FOR FIVE DAYS

Second round of polio vaccination starts Saturday

More than 3.4 million children aged below five years are targeted across the 13 listed counties

In Summary

• The campaign was launched after the ministry confirmed six cases of polio in the country in February in Garissa and Mombasa counties.

• The first round was conducted between May 22 and 26 with the second round expected to start from Saturday, June 19 to June 23.

Polio ambassador Harold Kipchumba leads in the administration of doses during the first round of the campaign in Garissa county
Polio ambassador Harold Kipchumba leads in the administration of doses during the first round of the campaign in Garissa county
Image: MAGDALINE SAYA

 

All is set for the rollout of the second phase of polio vaccination campaign from Saturday after a successful first round last month.

The first round was conducted between May 22 and 26. The second phase runs till June 23.

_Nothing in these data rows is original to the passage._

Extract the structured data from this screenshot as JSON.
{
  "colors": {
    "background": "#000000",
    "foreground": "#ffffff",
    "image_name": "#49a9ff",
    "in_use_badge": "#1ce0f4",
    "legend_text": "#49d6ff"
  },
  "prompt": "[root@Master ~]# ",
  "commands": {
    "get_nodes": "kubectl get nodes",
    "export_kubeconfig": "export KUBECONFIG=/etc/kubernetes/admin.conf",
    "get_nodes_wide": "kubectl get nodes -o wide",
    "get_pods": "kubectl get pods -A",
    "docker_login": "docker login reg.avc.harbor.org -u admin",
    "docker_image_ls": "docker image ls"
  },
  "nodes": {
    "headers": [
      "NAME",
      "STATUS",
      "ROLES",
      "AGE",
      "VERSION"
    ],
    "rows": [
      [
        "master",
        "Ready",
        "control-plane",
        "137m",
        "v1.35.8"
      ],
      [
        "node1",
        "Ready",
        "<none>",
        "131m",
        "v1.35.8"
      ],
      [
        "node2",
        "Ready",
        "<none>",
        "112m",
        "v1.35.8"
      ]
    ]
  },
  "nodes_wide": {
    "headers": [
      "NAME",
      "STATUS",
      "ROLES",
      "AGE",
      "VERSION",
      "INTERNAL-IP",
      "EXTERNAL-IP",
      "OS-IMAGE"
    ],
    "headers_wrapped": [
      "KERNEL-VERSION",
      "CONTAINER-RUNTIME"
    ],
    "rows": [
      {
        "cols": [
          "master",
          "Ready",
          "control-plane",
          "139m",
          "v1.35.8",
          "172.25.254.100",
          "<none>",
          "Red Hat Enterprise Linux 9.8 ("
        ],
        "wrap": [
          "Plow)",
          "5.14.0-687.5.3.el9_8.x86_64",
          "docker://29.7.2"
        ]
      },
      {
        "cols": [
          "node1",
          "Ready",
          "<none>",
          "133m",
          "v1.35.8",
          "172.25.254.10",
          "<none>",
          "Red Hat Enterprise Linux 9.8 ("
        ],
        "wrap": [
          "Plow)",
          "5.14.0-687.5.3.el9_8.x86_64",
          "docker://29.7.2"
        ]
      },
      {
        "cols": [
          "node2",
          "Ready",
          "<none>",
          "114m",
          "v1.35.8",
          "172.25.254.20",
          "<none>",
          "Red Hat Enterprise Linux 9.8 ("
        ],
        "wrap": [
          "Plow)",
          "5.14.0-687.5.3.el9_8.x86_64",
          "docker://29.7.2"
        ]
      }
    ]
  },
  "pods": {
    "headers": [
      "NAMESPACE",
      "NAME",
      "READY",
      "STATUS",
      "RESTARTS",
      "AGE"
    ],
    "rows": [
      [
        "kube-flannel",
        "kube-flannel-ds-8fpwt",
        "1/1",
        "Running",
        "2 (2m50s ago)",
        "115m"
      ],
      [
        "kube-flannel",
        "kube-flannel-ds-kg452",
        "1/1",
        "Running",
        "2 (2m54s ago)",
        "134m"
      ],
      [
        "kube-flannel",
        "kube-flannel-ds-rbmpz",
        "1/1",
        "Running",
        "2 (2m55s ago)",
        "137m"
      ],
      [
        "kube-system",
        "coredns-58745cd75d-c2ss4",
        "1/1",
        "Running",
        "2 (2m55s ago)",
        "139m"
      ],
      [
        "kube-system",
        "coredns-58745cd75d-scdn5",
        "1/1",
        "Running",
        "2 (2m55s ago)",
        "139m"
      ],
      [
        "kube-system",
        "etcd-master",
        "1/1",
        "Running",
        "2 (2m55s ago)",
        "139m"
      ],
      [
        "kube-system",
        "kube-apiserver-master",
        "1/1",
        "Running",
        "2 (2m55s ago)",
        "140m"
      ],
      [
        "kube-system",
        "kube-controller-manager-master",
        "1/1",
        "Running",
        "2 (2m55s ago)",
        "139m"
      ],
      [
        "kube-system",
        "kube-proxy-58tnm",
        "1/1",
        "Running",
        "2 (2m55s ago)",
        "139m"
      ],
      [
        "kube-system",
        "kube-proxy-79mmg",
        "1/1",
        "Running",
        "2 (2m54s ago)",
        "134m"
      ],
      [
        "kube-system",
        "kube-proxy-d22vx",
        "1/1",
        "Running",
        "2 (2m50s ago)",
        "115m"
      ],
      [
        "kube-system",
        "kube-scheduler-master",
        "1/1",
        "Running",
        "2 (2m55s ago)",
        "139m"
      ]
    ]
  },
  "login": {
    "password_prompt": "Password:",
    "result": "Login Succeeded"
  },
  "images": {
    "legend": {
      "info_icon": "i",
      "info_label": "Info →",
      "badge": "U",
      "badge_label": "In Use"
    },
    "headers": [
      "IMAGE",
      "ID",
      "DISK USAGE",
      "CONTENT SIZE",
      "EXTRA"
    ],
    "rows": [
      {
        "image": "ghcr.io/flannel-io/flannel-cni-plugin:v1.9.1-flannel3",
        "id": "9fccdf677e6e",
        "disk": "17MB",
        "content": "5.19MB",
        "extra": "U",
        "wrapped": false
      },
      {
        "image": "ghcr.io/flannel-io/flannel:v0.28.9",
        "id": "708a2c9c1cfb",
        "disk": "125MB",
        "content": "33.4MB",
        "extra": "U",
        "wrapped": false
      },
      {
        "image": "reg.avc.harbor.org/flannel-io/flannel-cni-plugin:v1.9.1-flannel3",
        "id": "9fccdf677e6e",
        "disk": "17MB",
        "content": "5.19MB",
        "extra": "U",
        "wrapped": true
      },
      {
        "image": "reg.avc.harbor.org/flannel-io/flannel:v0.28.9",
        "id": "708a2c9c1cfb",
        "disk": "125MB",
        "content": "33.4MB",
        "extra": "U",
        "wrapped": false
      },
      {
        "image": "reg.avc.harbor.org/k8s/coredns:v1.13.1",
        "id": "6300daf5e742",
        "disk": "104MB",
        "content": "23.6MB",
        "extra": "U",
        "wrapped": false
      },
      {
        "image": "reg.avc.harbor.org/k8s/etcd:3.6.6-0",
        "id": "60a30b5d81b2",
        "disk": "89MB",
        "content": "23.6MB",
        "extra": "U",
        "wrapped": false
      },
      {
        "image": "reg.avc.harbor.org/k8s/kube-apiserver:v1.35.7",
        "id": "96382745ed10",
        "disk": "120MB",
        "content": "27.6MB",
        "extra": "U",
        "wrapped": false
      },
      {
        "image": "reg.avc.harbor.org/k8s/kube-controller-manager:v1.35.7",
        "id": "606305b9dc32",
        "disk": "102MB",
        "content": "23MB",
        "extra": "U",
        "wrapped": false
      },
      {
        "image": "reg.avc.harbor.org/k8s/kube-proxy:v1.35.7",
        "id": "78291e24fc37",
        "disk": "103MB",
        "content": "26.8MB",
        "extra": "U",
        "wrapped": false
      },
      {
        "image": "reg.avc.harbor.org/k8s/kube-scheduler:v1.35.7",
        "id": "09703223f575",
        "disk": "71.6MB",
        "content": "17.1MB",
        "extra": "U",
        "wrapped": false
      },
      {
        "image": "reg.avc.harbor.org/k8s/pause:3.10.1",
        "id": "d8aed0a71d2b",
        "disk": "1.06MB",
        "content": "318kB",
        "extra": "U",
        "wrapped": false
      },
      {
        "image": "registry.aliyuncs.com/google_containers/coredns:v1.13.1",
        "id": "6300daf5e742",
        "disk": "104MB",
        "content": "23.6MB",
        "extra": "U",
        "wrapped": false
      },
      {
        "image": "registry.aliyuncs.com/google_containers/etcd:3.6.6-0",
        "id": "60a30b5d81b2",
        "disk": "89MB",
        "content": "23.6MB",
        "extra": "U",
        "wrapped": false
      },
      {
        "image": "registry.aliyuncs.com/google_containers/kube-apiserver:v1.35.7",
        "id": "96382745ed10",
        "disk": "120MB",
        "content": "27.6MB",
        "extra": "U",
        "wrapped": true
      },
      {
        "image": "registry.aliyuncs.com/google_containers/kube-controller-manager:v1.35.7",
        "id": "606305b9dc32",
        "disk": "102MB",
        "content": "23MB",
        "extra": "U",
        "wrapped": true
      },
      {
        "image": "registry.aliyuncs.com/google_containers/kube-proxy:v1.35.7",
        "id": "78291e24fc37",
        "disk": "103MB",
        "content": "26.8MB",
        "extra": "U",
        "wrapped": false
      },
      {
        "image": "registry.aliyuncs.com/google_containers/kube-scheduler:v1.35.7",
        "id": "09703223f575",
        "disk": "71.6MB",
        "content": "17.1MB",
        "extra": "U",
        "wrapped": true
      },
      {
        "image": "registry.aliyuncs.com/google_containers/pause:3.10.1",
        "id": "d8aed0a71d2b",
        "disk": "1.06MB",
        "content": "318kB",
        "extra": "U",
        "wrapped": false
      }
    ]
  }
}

The campaign targets 13 counties with a population of more than 3.4 million children below the age of five.

The exercise targets 249,391 children in Garissa, 255,885 in Mandera, 51,206 in Isiolo, 180,714 in Wajir, 175,425 in Kitui, 85,020 in Tana River, 25,104 in Lamu, 233,770 in Machakos, 330,465 in Kiambu, 327,338 in Kilifi, 234,197 in Kajiado, 965,243 in Nairobi and 323,620 children in Mombasa.

The campaign was launched after the Ministry of Health confirmed six cases of polio in the country in February. The cases were found in Garissa and Mombasa counties.

Three of the cases were picked from healthy children from Somalia who had crossed over to Garissa with the other three cases having been picked from the environment; one in a sewage in Garissa and two in Mombasa.

Polio or poliomyelitis is a disabling life-threatening disease caused by poliovirus. The virus spreads from person to another and can infect a person’s spinal cord, causing paralysis.

“What we see in the country a few times are outbreaks that come from our neighbouring countries so this year, what we are responding to are cases we have detected from children who came from Somalia and because of that as a requirement from WHO we have to respond,” Emmanuel Okunga said.

Okunga is the head of disease surveillance and epidemic response at the Health ministry.

“We intend to get at least 95 per cent of all the children in the country but sometimes because of challenges of the border and other issues, we do not reach that target and that is why it is incumbent upon all of us to try and get all these children,” Okunga said.

The World Health Organisation says even though tremendous progress has been made towards eradication of the disease and reduction of cases by 99 per cent in the last 30 years, the last steps in ending the disease are proving more difficult.

“The backbone of polio eradication still remains routine immunisation and the supplementary immunisation activities that we have with polio goes to reinforce the operations of the routine immunisation programme that we are running to protect ourselves,” head of national vaccines and immunisation programme Collins Tabu said.

Specialists said there is a build-up of thousands of under-immunised children in the 13 targeted counties.

The situation is compounded by the Covid-19 pandemic which has disrupted immunisation routines.

The ministry has called on parents, guardians, communities, religious leaders, community elders and all those living in the targeted counties to ensure all children aged below five years receive the vaccine.